Barnard College has been awarded $1 million dollars by the Andrew W. Mellon Foundation to launch the Public Engagement Initiative, a social justice-oriented project that will facilitate collaborations between Barnard faculty, students, and partner organizations to develop real-world solutions for challenges faced by local communities. The organizations will center around the general themes of immigration, poverty, and labor rights.
The projects sponsor, the Andrew W. Mellon Foundation, is a private foundation which focuses on supporting projects, scholars, and initiatives that relate to higher education, museums and art conservation, the performing arts, and the environment. In May 2018, the Mellon Foundation granted Columbia nearly $3 million dollars, including $1.7 million to support the Justice-in Education Initiative, providing educational opportunities for formerly incarcerated students.

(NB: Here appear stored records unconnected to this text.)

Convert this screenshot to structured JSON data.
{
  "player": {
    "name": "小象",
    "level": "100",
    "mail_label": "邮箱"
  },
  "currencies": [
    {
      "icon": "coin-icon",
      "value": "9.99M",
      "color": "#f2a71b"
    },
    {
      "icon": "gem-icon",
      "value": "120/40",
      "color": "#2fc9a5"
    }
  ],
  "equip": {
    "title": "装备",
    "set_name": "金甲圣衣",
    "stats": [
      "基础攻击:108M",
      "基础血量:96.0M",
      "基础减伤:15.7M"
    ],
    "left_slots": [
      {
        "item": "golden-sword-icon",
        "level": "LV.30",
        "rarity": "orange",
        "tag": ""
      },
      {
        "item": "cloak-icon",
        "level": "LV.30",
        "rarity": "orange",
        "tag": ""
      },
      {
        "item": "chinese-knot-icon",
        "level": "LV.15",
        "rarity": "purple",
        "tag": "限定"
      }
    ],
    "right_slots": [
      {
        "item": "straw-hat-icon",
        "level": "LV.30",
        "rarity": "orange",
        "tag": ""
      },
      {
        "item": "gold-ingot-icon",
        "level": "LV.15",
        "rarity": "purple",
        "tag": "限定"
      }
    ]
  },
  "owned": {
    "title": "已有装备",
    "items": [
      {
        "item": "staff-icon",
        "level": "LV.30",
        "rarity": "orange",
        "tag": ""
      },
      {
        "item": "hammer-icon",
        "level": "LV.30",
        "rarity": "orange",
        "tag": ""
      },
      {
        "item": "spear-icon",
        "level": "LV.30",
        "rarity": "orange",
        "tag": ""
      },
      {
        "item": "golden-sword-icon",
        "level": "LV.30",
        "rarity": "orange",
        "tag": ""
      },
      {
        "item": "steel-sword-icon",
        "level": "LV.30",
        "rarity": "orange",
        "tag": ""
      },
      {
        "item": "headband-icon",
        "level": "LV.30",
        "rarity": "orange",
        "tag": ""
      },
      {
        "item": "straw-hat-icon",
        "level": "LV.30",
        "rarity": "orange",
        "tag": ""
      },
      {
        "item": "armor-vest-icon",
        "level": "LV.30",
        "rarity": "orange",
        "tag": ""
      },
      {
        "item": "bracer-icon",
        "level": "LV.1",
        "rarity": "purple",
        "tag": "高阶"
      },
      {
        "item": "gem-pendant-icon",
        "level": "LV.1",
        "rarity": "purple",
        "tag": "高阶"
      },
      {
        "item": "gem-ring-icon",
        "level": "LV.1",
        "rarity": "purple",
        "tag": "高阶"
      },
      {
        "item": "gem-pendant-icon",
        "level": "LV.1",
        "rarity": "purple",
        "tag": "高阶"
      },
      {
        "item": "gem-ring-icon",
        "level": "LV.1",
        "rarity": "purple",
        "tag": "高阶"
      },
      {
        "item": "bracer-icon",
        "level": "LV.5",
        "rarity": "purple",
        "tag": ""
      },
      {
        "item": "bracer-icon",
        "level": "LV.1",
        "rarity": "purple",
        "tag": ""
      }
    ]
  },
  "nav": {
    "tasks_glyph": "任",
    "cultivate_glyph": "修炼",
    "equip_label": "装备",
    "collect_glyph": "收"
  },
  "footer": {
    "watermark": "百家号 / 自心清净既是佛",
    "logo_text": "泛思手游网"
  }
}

The Public Engagement Initiative, which will be launched over the next six years, will foster 12 long-term partnerships intended to connect liberal arts education on campus to real-world practices in modern society. The announcement comes as part of a broader vision put forth by Beilock in her inaugural address to the student body, where she envisioned more community outreach and collaboration with the Morningside Heights and Harlem communities.
“The PEI was designed to contribute in a deliberate and meaningful way to community-based partner organizations’ work, as well as to demonstrate to Barnard students the relevance of a liberal arts education in marrying theory to practice when approaching challenges faced by modern society,” the release states.
According to the press release, the initiative was inspired by the success of other Barnard initiatives which involve community partnerships, including Barnard Teaches, a technological learning initiative where students are encouraged to work with surrounding communities to facilitate pedagogical innovation. Following the success of such programs, Provost Linda Bell oversaw the creation of a faculty steering committee that considered the possibility of expanding to a campus-wide program.
“Our exceptional faculty are known for their scholarship directed at finding answers to some of our nation’s most perplexing challenges,” Bell said in the statement. “This initiative, and the support of the Mellon Foundation, will provide opportunities for faculty and students to partner in new and direct ways with nonprofit advocacy organizations in New York City and beyond.”
Notably, the initiative also follows the creation of Columbia World Projects, a series of projects introduced by University President Lee Bollinger as a way to address pressing world problems—such as climate change and economic inequality—through partnerships between faculty and external organizations.
Proposed community organizations for collaboration with the PEI will be reviewed and selected beginning in fall 2019.